One year ago, Jimmy Kimmel said this about Facebook:
“No one needs to know what television show you’re watching or what you just ate, or if you’re feeling hungry, or tired or anything. Those thoughts should stay in your head, they should not leave your head. …Share a little bit less, I think is the message here.”
We’re in a time where we are addicted to sharing personal and intimate things with people whom we don’t even know. Albums from honeymoons, from camping trips, from our mornings…what are we doing? What has made us so helplessly addicted to broadcasting every detail of our personal lives to people who are on the other side of the world—people that may have added us just to raise their friend count up a notch? Have we lost our sense of privacy? Have we lost the meaning of moments meant to be shared between two people?

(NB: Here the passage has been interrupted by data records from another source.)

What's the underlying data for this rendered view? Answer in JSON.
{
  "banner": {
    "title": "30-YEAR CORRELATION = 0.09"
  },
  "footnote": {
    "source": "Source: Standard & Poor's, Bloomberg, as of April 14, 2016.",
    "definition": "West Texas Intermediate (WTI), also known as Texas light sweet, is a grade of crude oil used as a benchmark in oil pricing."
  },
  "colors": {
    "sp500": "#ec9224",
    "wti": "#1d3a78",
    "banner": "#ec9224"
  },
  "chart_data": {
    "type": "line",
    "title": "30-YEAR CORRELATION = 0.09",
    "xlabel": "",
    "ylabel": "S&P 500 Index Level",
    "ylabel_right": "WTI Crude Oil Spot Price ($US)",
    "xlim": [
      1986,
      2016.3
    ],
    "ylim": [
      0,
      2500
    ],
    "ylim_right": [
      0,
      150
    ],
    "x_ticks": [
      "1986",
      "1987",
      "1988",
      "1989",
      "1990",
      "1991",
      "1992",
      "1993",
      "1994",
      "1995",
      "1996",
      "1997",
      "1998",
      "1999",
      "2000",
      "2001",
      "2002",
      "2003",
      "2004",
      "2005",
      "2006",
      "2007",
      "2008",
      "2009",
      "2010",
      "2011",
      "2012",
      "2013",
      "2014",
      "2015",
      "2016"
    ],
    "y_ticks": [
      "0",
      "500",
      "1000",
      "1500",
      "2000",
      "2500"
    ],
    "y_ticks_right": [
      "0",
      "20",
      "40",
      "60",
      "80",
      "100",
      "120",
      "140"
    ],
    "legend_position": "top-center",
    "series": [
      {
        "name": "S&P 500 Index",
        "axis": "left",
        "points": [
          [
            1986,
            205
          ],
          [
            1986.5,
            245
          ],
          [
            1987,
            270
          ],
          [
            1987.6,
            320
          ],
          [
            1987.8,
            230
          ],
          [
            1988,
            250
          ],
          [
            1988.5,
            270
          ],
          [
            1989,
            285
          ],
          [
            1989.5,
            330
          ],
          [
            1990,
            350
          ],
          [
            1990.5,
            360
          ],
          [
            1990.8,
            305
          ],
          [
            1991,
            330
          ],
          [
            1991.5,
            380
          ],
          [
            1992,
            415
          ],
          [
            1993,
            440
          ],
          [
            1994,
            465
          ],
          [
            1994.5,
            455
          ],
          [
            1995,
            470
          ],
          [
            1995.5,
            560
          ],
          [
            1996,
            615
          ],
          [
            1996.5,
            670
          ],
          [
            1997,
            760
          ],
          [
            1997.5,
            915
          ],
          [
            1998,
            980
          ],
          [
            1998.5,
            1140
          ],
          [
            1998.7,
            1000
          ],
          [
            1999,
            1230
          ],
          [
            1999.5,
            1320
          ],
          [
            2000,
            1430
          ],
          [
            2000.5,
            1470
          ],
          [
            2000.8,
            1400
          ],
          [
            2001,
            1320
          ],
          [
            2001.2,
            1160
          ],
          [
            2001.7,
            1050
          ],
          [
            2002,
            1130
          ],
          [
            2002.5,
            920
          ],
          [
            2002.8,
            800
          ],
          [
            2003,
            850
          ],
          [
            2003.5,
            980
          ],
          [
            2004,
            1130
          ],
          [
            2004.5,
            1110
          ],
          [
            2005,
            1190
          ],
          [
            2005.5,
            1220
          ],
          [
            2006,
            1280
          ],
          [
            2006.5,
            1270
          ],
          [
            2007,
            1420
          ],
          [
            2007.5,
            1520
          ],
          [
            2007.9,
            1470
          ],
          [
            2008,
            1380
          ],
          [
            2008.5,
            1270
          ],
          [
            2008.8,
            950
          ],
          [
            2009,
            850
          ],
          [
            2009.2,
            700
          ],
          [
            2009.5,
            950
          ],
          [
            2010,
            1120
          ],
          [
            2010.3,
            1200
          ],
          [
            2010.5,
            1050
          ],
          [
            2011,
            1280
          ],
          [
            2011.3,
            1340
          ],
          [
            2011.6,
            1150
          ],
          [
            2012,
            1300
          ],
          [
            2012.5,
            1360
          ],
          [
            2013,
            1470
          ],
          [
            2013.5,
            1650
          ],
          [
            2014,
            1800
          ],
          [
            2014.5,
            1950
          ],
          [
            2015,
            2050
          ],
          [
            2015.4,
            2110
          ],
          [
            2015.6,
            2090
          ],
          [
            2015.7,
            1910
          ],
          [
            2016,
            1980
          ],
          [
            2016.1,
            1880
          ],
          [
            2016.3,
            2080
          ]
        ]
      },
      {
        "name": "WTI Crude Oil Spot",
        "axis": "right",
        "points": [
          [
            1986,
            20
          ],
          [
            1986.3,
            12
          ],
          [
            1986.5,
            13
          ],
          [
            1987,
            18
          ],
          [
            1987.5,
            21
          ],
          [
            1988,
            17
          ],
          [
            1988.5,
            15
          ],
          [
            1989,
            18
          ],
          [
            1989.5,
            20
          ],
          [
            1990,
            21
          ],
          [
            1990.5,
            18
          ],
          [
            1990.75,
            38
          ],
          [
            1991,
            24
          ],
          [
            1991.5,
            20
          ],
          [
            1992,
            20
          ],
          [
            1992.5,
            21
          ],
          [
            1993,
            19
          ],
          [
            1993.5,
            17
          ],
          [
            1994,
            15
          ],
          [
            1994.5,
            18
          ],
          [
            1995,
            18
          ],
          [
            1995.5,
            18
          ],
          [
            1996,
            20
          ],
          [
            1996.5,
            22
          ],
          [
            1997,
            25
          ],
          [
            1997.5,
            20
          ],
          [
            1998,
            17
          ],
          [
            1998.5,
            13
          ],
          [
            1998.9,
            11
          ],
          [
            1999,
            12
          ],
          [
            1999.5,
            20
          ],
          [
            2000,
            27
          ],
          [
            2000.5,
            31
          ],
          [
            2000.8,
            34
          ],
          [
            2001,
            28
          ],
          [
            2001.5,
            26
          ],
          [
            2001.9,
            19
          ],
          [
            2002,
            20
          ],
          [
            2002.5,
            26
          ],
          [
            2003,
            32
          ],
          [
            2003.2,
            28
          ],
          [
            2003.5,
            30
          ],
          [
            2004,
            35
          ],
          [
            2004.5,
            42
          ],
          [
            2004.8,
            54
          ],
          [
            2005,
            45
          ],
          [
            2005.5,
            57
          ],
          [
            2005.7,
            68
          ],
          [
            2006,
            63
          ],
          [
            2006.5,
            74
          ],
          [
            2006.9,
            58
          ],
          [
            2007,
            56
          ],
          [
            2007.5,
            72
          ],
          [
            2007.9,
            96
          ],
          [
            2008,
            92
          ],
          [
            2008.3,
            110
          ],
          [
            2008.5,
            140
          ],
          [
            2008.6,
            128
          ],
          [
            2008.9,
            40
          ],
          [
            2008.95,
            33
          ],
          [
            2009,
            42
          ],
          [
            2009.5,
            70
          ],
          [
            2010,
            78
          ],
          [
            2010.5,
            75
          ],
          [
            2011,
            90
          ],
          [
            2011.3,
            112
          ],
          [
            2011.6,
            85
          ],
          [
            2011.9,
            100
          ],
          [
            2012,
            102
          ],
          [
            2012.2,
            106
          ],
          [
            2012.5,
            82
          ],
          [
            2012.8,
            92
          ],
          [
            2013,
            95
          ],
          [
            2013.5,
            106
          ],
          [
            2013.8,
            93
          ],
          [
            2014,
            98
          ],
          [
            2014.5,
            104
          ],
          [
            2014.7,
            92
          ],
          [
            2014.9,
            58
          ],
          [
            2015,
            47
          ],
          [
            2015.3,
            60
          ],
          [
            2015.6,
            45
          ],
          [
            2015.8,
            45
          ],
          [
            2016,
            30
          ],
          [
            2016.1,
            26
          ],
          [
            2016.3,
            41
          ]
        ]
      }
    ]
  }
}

Jimmy Kimmel is right when he argues that “people are wasting a lot of time on Facebook talking to people and catching up with people who they don’t want to talk to or catch up with.” What we are essentially wasting our time on is this: posting about how we’re feeling or what we’re doing, and then using a service to read how other people are feeling and doing. Ten years ago, we didn’t even care about this. Of course, we may have called an actual friend to catch up, but Facebook is like catching up with thousands of people you don’t know to hear about things you have no interest in. Why are we so addicted to throwing our time down the drain? And if we’re throwing our time down the drain, we’re throwing our lives down the drain, too. Facebook has become a place where procrastinators can go to hear about how other people are procrastinating, too. If we started using Facebook a lot less and living our real lives a lot more, we could accomplish much greater things than receiving a like on our status.
Myspace came and went. Facebook will too. The question is: What will you do when the next big social network comes along? Will you spend your whole life on that, too, or will you use it responsibly and live your real, physical life with your real, physical friends?
Recently, I went camping in Big Sur with my roommate. We wanted to go someplace after the semester ended to relax, recharge, and get away from technology—I needed to be in nature with a fire, some foxes (we saw some!), and real fellowship. Once we got there, we realized that we didn’t have a camera. We wanted to document this trip, but we decided that we didn’t want to put it on Facebook. We wanted this memory to be shared only between us—the two people who were actually there. This is what pictures used to do: capture memories that were shared between a few people. Now, with Facebook, we have taken those memories meant to be shared with a few, and broadcasted them so that the world can look in on our lives…..I know: WHAT?
So we bought a disposable camera. We had twenty-seven chances to capture the moments we wanted to. I can’t tell you how fun it was to not be able to look at the pictures you have taken until they were developed. The feeling of anticipation was an amazing thing. When we finally got them developed, we showed the photos to our family and some friends (the old version of “sharing your photo albums”). It was a camping trip we will not soon forget.
What I’m trying to get at here is to think hard about what we spend our time doing. Christian or not, we could all agree that our time could be better spent than wandering on Facebook for hours. Take hold of your life and use it the best you can. We’ve only got this one chance, and I count it a tragedy to waste the time we have on an internet service that gets us nowhere great, nowhere even good, but somewhere in no man’s land, wandering about aimlessly, utterly lost.